Increased Force in South Iceland Volcano Skip to content

Increased Force in South Iceland Volcano

By Iceland Review

Increased force was reported in the volcanic eruption on Fimmvörduháls in south Iceland yesterday evening. The weather was clear and the eruption could be seen from different locations, including the Fljótshlíd countryside and Laugardalur valley.

Fimmvörduháls is popular for hiking. Photo by Örvar Atli.

“It’s facing us here from Fljótshlíd. The fire columns reach high into the sky and we see a red glow. Right now I can see four fire columns and the traffic here on the countryside road is heavy. I find it amazing that I can watch it out through my kitchen window,” farmer Jens Jóhannsson at Teigur in Fljótshlíd told Morgunbladid last night.

Jóhannsson said he is not afraid of the eruption but is watching out for possible fluorine pollution which could prove dangerous to livestock, especially sheep.

Tomorrow and in the coming days, travelers will be able to observe the eruption from air:

Tour operator Nordurflug will offer helicopter trips from Hótel Rangá for ISK 35,000 to 50,000 (USD 269-384, EUR 202-288) per person, depending on the length of the flight.

Thyrluthjónustan will offer helicopter trips from Skógar for ISK 25,000 to 43,000 (USD 192-330, EUR 144-248) per person and Nordic Visitor offers customized eruption tours.

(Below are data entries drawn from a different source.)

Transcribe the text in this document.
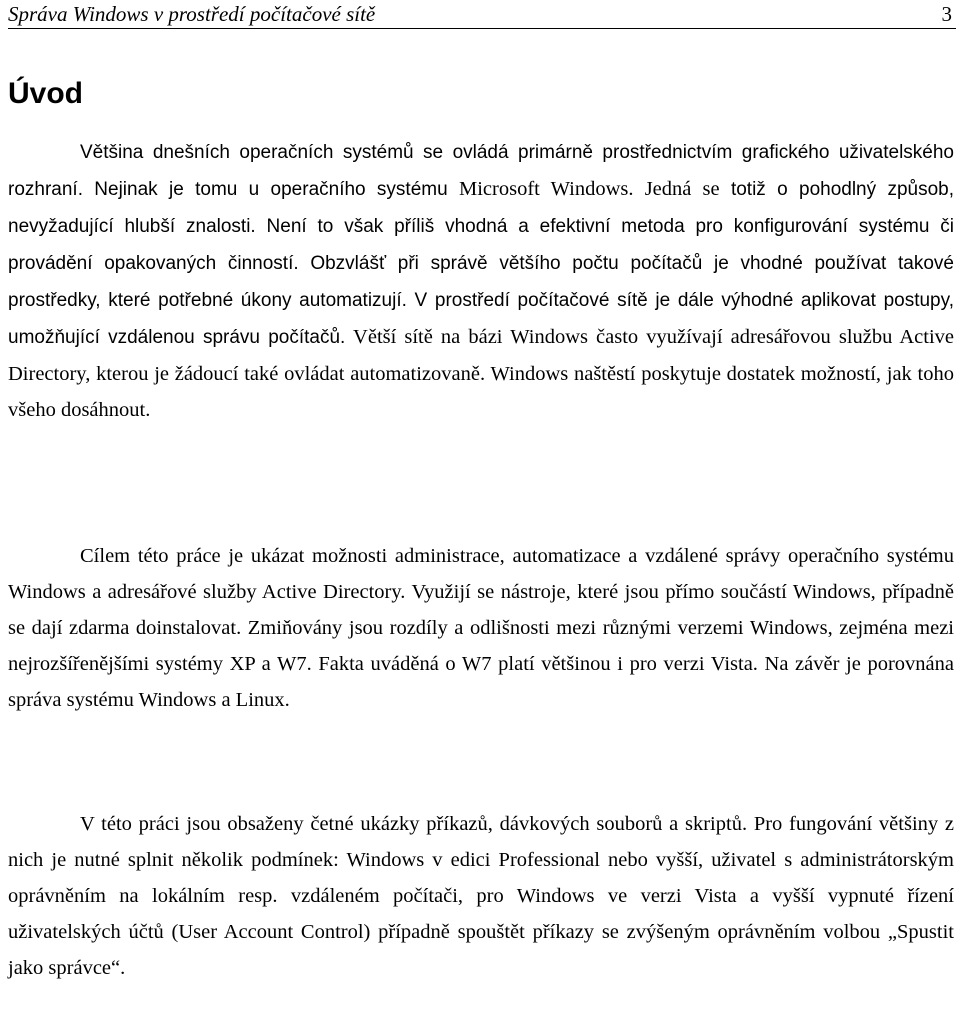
Správa Windows v prostředí počítačové sítě	3
Úvod

Většina dnešních operačních systémů se ovládá primárně prostřednictvím grafického uživatelského rozhraní. Nejinak je tomu u operačního systému Microsoft Windows. Jedná se totiž o pohodlný způsob, nevyžadující hlubší znalosti. Není to však příliš vhodná a efektivní metoda pro konfigurování systému či provádění opakovaných činností. Obzvlášť při správě většího počtu počítačů je vhodné používat takové prostředky, které potřebné úkony automatizují. V prostředí počítačové sítě je dále výhodné aplikovat postupy, umožňující vzdálenou správu počítačů. Větší sítě na bázi Windows často využívají adresářovou službu Active Directory, kterou je žádoucí také ovládat automatizovaně. Windows naštěstí poskytuje dostatek možností, jak toho všeho dosáhnout.

Cílem této práce je ukázat možnosti administrace, automatizace a vzdálené správy operačního systému Windows a adresářové služby Active Directory. Využijí se nástroje, které jsou přímo součástí Windows, případně se dají zdarma doinstalovat. Zmiňovány jsou rozdíly a odlišnosti mezi různými verzemi Windows, zejména mezi nejrozšířenějšími systémy XP a W7. Fakta uváděná o W7 platí většinou i pro verzi Vista. Na závěr je porovnána správa systému Windows a Linux.

V této práci jsou obsaženy četné ukázky příkazů, dávkových souborů a skriptů. Pro fungování většiny z nich je nutné splnit několik podmínek: Windows v edici Professional nebo vyšší, uživatel s administrátorským oprávněním na lokálním resp. vzdáleném počítači, pro Windows ve verzi Vista a vyšší vypnuté řízení uživatelských účtů (User Account Control) případně spouštět příkazy se zvýšeným oprávněním volbou „Spustit jako správce“.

A good view can be obtained from the mountain Thórólfsfell (595 meters), which towers above the innermost farm in Fljótshlíd, Fljótsdalur. There is actually a live webcam from Míla on top of the mountain.

Search and rescue association Landsbjörg (ICE-SAR) urges people to respect the police’s and rescue teams’ guidelines on which areas are closed.

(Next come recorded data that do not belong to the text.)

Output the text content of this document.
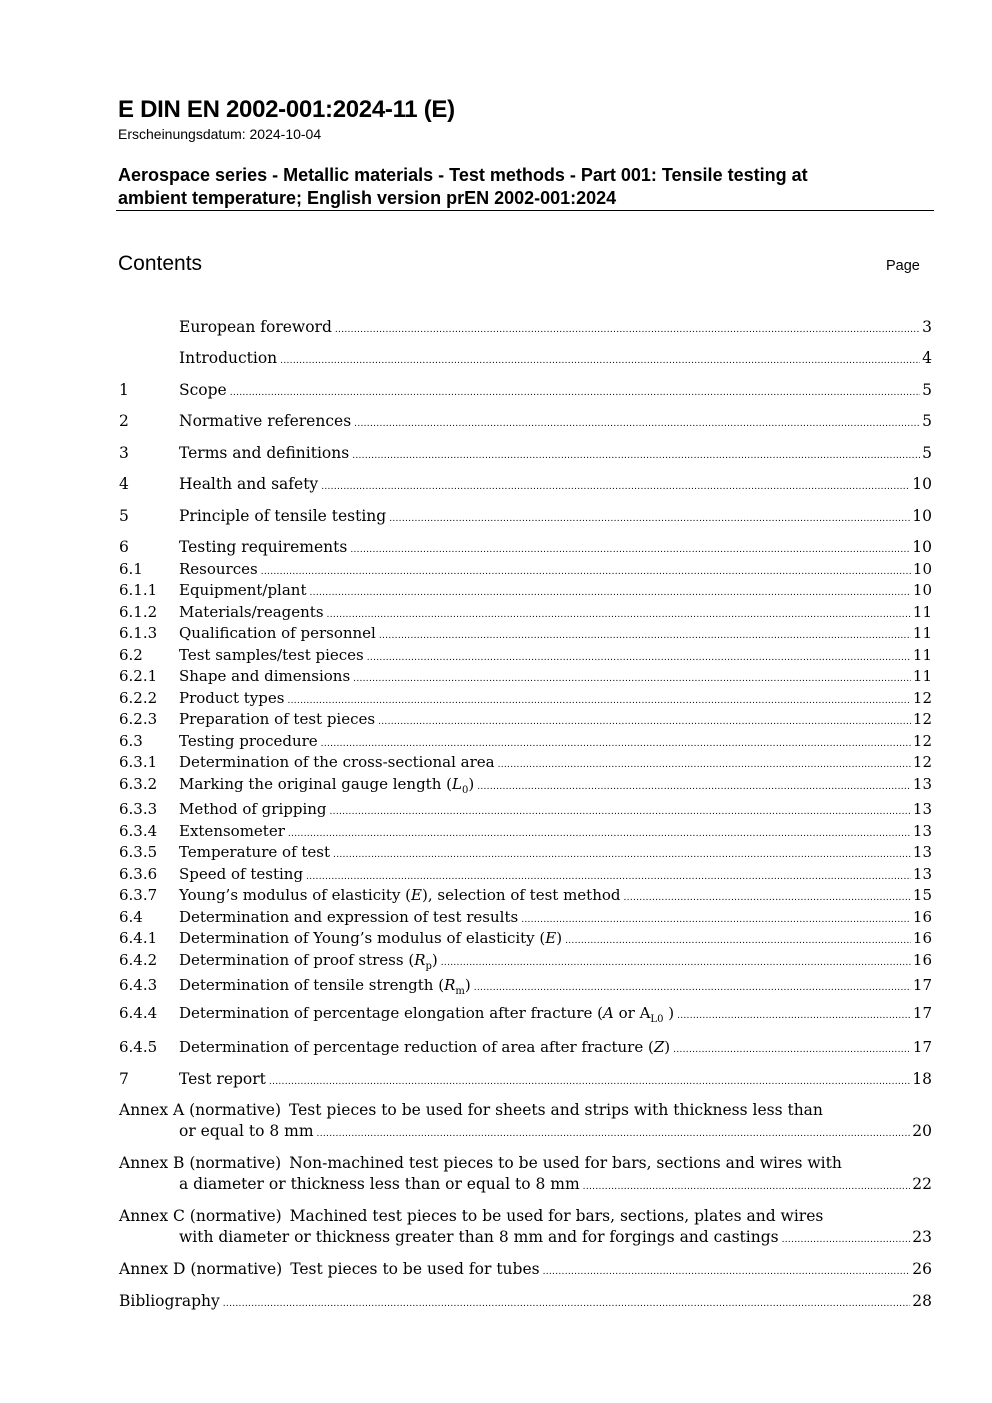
E DIN EN 2002-001:2024-11 (E)
Erscheinungsdatum: 2024-10-04
Aerospace series - Metallic materials - Test methods - Part 001: Tensile testing at
ambient temperature; English version prEN 2002-001:2024
Contents	Page
European foreword .....	3
Introduction .....	4
1	Scope .....	5
2	Normative references .....	5
3	Terms and definitions .....	5
4	Health and safety .....	10
5	Principle of tensile testing .....	10
6	Testing requirements .....	10
6.1	Resources .....	10
6.1.1	Equipment/plant .....	10
6.1.2	Materials/reagents .....	11
6.1.3	Qualification of personnel .....	11
6.2	Test samples/test pieces .....	11
6.2.1	Shape and dimensions .....	11
6.2.2	Product types .....	12
6.2.3	Preparation of test pieces .....	12
6.3	Testing procedure .....	12
6.3.1	Determination of the cross-sectional area .....	12
6.3.2	Marking the original gauge length $(L_0)$ .....	13
6.3.3	Method of gripping .....	13
6.3.4	Extensometer .....	13
6.3.5	Temperature of test .....	13
6.3.6	Speed of testing .....	13
6.3.7	Young’s modulus of elasticity (E), selection of test method .....	15
6.4	Determination and expression of test results .....	16
6.4.1	Determination of Young’s modulus of elasticity (E) .....	16
6.4.2	Determination of proof stress $(R_p)$ .....	16
6.4.3	Determination of tensile strength $(R_m)$ .....	17
6.4.4	Determination of percentage elongation after fracture (A or $A_{L0}$ ) .....	17
6.4.5	Determination of percentage reduction of area after fracture (Z) .....	17
7	Test report .....	18
Annex A (normative) Test pieces to be used for sheets and strips with thickness less than
or equal to 8 mm .....	20
Annex B (normative) Non-machined test pieces to be used for bars, sections and wires with
a diameter or thickness less than or equal to 8 mm .....	22
Annex C (normative) Machined test pieces to be used for bars, sections, plates and wires
with diameter or thickness greater than 8 mm and for forgings and castings .....	23
Annex D (normative) Test pieces to be used for tubes .....	26
Bibliography .....	28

Only experienced winter hikers can go up to the Fimmvörduháls mountain pass. The hike from Skógar takes around five hours. All traffic up the pass is prohibited—two jeeps got stuck there yesterday and had to be rescued.

If people want to reach the eruption zone by traveling across Mýrdalsjökull glacier, it is important to follow the conventional track.